I agree, Filipe, Monaco was a tremendous race for Sutil and I think everyone felt the injustice of his failure to finish through no fault of his own. But that is one race (and yet another indicator of his wet weather skills) - and I expected him to do more in later wet races. In these he was a little disappointing and I had to be hard on him for being a specialist who doesn't always shine even in his speciality.
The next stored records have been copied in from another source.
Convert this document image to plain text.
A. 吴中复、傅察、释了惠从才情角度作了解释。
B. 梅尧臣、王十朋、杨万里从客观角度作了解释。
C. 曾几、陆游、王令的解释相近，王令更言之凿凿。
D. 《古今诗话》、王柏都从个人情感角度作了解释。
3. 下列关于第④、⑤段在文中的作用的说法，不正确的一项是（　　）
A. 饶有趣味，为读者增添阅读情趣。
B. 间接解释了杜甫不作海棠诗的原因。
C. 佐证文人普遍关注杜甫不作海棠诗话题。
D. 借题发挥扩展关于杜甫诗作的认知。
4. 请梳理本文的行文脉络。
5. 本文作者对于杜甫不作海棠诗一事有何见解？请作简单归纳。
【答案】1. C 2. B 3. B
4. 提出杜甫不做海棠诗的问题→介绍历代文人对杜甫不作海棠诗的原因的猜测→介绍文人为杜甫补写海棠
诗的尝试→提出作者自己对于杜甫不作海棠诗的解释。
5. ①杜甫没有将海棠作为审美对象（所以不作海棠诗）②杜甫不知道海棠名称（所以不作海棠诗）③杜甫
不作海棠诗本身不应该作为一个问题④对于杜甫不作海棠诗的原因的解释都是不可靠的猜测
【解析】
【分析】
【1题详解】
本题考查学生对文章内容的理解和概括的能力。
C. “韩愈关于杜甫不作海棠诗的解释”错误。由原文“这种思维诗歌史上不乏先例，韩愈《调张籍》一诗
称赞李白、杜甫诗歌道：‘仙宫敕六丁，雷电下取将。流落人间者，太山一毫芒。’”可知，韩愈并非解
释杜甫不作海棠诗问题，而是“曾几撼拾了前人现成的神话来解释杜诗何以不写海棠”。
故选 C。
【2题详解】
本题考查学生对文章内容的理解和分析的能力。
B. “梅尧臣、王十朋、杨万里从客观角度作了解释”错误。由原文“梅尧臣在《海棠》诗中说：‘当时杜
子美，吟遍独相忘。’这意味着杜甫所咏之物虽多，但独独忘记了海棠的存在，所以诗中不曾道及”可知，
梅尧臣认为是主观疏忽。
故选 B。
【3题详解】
Rosberg stays in my top ten purely thanks to his excellent 2007 showing. Yes, he looked poor on occasion this year but I am prepared to give him a little leeway until he has a better car under him. He made mistakes but even the best did the same in 2008!
Date Added: 15/11/2008

Clive, we actually are very much in agreement. I would probably rank Sutil at 18h or 19th myself. I just don't think is very fair to claim that Alonso or Webber did that much more at Minardi (well, they beat their partners, but Sutil got Fisi while they had Tarso Marques and Alex Yoong).
Date Added: 15/11/2008

Pretty solid list. Honda has never been able to produce a good chassis, even going back to the 60s. Whether they don't listen to Button and Barricello or those two have nothig to offer on development is an interesting topic. I'm drawing a complete blank on his name, but the South American driver who went from Newman Haas champcars to Toyota several years ago said Toyota was very unreceptive to several suggestions he made for improving the car. That seems to be the Japanese way, leave the engineering to the engineers.
Date Added: 15/11/2008

Alianora La Canta
Lonny, that would be Christiano da Matta that said that. Sounds about right for Toyota - they didn't listen to Mike Gascoyne for very long either...
Date Added: 15/11/2008

Thanks Ali! You should be the F1 Wiki.
Date Added: 16/11/2008

Alianora La Canta
Thanks Lonny - I've got a wiki about (albeit a rather threadbare one); does that count? ;)
Date Added: 16/11/2008

Filipe, Rosberg did no less than Lewis Hamilton in Canada. And in Monaco, something broke on the car, which then catapulted him into the swimming pool barriers. He has lost his front wing too many times this season, but I wouldn't hold that against him too much, due to the closeness of the racing this year.